[NTG-context] PDF Signature Fields
Henning Hraban Ramm
texml at fiee.net
Wed Mar 9 17:20:07 CET 2016
Am 2016-03-09 um 22:04 schrieb Andreas Schneider <aksdb at gmx.de>:
> Very good point(s).
> Just for more reference:
> We use such forms heavily in-house, sometimes with a multi-stage approach.
> Example: the employee fills out his details, etc., and signs that part. The fields he had to fill are now locked (but saved, ofcourse ;-)). That PDF is now sent to his or her boss, who fills out the organisational details, and signs that part. Finally the PDF goes to HR or whoever who gives the final signature. Since all employees have signature cards (chips with PKCS signatures on them) the whole process get's safe, accountable and paper-free. In the past stuff like this required printing, hand-signing, scanning, sending, printing-again, ... you get the idea.
> These forms are currently handcrafted using Acrobat.
> I will analyse the resulting PDF streams, try to match that against the PDF spec and what the eforms-package does.
> If that lines up, I'll provide the necessary details here.
You can already create the forms with ConTeXt and then extend them with Acrobat - that’s at least a lot less work.
I’m not up-to-date WRT PDF specs, previously all the signature stuff wasn’t in a public spec. But if there exists a LaTeX package, it can’t be that hard any more.

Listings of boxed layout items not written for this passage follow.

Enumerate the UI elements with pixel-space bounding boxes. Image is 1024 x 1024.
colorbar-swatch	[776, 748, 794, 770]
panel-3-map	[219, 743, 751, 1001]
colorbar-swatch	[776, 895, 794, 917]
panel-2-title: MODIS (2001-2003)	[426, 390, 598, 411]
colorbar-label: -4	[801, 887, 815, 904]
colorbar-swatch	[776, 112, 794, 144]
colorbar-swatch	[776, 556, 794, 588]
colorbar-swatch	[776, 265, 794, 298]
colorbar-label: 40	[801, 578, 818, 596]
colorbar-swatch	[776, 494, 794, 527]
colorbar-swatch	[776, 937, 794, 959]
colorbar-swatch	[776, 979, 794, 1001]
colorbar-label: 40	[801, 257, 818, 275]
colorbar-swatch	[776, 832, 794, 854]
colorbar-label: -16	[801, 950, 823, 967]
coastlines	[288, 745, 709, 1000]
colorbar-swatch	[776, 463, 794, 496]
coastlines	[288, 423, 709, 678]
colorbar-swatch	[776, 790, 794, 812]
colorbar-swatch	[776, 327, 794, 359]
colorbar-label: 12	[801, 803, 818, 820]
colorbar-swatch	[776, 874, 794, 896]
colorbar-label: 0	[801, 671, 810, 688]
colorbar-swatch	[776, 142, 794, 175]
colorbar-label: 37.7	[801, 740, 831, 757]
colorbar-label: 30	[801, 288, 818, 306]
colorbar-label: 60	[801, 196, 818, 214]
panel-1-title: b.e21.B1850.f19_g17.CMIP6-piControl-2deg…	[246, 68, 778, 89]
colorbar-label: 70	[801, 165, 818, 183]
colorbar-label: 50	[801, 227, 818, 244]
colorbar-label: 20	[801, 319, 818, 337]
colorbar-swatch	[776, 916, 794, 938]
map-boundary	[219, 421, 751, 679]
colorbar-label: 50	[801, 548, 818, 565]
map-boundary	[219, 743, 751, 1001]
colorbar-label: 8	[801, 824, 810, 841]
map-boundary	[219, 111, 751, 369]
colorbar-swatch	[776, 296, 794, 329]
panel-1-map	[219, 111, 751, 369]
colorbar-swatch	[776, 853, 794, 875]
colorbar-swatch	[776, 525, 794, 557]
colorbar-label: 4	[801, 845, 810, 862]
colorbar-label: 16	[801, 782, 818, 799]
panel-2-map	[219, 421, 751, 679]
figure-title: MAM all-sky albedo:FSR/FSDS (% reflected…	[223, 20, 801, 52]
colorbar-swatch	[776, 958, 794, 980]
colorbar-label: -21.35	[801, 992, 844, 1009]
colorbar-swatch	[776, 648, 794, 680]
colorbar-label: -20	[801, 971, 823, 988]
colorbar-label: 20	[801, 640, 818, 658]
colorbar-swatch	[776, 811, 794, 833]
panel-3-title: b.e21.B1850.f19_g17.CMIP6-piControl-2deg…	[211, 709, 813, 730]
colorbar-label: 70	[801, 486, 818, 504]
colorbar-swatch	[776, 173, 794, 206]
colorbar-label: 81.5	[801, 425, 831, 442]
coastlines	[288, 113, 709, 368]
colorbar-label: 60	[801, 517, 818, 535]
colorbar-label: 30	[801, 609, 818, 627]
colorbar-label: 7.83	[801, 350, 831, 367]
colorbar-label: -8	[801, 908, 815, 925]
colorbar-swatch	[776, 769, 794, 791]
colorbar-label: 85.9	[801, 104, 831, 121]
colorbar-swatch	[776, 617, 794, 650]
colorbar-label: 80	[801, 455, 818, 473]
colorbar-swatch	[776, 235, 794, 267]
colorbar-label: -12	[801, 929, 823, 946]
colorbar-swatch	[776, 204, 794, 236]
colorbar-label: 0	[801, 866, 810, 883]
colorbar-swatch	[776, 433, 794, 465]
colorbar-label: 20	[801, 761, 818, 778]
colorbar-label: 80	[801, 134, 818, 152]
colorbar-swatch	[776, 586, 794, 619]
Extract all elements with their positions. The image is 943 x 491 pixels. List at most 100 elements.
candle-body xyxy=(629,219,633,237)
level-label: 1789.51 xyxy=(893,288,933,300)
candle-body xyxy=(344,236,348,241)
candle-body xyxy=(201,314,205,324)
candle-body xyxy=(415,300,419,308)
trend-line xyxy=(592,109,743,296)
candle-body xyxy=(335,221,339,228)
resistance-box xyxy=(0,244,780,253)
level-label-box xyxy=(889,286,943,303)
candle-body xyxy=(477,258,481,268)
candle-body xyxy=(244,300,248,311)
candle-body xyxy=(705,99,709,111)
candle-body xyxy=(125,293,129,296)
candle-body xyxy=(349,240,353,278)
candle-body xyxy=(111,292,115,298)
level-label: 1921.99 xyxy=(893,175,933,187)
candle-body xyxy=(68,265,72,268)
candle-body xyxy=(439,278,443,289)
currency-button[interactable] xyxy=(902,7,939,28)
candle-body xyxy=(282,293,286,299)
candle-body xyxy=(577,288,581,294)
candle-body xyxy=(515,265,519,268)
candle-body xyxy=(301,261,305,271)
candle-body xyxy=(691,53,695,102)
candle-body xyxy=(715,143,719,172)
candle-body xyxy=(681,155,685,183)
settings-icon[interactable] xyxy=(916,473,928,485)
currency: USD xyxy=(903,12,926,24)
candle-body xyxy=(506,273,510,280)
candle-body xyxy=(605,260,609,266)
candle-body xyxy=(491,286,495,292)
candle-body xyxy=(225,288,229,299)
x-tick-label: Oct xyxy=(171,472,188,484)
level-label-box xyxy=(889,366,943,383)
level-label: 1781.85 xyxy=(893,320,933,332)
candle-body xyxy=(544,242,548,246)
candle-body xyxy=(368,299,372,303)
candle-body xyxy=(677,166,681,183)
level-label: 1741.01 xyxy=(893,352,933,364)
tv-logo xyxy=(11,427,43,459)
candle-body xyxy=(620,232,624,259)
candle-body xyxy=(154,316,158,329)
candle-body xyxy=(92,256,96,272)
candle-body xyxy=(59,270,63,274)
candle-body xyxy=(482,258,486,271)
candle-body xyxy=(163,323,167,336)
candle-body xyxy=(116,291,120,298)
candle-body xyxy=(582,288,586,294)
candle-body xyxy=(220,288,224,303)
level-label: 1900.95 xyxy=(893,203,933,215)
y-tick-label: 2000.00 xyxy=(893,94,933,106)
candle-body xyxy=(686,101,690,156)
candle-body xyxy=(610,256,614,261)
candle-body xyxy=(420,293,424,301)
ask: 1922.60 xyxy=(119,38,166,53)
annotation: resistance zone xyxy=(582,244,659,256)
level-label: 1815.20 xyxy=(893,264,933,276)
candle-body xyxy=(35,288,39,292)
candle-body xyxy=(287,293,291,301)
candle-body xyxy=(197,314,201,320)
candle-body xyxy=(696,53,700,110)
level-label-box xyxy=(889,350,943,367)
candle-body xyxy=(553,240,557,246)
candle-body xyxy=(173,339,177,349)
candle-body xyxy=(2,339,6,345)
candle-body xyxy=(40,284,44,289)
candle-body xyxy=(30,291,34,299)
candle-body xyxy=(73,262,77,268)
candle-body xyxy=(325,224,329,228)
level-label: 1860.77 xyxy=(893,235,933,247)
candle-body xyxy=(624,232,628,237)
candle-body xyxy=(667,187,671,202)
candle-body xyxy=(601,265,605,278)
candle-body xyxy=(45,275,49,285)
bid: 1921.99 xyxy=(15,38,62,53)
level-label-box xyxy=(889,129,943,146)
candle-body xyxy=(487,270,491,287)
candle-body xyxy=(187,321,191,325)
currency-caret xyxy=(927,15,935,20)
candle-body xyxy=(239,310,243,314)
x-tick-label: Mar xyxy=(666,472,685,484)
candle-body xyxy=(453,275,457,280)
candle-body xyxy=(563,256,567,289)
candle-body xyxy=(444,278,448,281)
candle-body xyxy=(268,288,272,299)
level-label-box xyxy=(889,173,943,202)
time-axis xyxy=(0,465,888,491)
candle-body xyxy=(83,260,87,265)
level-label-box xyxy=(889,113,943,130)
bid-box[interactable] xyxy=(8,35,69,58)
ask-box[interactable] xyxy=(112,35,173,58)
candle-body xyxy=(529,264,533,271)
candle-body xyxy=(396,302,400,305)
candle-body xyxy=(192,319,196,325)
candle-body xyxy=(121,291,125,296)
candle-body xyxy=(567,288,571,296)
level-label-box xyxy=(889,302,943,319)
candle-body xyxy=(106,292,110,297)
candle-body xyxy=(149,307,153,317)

I recently created forms for a kindergarten patron foundation - parents have to fill more than 50 pages of forms, each in two copies, for all the necessary details and responsibilities. Most of the fields are used several times (name and birthday of the child, name and address of the kindergarten etc.) Because it was easy, I made interactive forms and suggested to evaluate them with a script that transfers the data into a database. Unfortunately, the teachers seem to be computer illiterate, they want to fill out everything manually (or have the parents do it). Maybe they’re just sadomasochists.